Ayrıca mevcut teknoloji kapsamında daha mukavim bir malzeme kullandığınızda başlık ağırlığı artıyor ve personelin uzun süre başlığı taşıyabilmesi mümkün olmuyor, hareket kabiliyeti kısıtlanıyor. Mevcut kullanılan balistik koruyucu başlığın ağırlığı ise 1 ila 1,5 kg arasında değişiyor. Bu hususların da operasyonel faaliyet icra eden birlikler ve personel için ne kadar hayati olduğunu da söylemeye gerek yok.
BİZE DE GÜVENİN
Teçhizatın alımı aşamasında da dünya standartları olarak kabul edilmiş ve uygulanan prosedürler kapsamında, atışlı testler dahil en ağır koşullarda gereken her test yapılıyor.

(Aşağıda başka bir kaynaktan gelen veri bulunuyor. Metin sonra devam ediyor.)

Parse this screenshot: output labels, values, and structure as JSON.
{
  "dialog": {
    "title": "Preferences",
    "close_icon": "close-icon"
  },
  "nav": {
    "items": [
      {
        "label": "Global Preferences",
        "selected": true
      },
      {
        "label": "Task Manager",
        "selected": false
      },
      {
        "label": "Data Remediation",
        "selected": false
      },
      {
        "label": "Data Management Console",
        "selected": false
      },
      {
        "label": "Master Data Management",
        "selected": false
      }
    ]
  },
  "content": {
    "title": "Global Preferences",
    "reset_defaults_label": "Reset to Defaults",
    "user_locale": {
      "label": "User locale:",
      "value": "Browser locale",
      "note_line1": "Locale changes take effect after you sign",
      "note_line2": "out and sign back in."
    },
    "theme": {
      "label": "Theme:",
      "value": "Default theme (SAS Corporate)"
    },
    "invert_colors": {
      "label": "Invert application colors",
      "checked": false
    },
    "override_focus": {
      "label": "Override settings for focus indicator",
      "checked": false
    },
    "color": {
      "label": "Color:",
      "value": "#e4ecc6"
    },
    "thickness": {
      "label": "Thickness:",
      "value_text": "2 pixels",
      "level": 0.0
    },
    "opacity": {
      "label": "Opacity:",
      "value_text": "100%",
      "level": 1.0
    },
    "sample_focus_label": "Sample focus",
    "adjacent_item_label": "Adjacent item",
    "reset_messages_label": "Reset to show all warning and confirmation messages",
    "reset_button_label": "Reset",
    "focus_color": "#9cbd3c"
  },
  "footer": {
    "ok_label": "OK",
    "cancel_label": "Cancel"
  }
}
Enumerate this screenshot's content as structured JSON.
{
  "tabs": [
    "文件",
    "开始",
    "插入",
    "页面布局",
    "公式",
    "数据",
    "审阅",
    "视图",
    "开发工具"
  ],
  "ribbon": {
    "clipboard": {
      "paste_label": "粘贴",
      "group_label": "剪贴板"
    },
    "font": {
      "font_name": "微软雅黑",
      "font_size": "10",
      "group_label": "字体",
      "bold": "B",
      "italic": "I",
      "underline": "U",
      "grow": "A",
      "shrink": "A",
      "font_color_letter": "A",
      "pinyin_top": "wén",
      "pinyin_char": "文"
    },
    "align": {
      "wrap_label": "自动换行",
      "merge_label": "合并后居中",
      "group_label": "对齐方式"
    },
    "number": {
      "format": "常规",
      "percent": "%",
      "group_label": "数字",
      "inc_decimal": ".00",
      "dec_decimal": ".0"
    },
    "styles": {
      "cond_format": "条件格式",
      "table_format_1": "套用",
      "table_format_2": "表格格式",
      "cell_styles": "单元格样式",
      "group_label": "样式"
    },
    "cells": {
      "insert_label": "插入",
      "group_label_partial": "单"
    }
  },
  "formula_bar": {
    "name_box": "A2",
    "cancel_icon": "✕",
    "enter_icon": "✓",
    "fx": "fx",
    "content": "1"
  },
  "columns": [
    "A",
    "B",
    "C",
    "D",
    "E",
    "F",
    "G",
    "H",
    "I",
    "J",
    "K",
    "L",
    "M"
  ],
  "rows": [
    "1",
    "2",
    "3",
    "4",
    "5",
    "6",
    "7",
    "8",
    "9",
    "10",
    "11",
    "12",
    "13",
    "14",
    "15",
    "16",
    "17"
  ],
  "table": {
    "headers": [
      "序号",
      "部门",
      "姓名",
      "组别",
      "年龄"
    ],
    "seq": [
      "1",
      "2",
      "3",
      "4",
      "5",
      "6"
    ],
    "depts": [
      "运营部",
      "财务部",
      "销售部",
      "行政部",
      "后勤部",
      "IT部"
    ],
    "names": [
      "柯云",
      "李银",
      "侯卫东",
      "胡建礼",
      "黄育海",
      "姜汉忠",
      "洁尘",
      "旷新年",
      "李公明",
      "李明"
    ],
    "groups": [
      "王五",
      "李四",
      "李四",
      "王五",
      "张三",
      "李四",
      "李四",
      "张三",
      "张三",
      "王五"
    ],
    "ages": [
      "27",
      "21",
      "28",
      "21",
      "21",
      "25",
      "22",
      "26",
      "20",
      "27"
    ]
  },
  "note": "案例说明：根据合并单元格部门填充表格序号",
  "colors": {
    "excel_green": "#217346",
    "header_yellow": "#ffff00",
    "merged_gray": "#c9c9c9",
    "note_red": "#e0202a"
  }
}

En azından mevcut teknoloji dahilinde en iyi malzemenin alınmaya çalışıldığı ve gereken her türlü muayene ile testlerin yapıldığı konusunda tüm halkımızın müsterih olmasını isterim.
Sonuç olarak, her ne kadar sahada canını ortaya koyan kahraman emniyet ve TSK personelinin gösterdiği fedakarlığa yaklaşamasa dahi alım aşamasında görevli personelin de her türlü fedakarlığı yaptığını, azimli bir şekilde daha iyiye nasıl ulaşırım diye çabaladığını, haklarında en ufak dahi olsa bir şüphe duyulmamasını istediğim için size bu satırları yazdım.”
Güneydoğu’nun zor koşullarında görev yapan güvenlik güçlerinin, bölücü örgütün kurşunlarıyla şehit olmaması için teçhizat eksikliği olmamalı. Genelkurmay, Emniyet, jandarma yetkilileri kullanılan teçhizatları örgütle çatışmada elde edilen deneyimlerle bir kez daha gözden geçirmeli.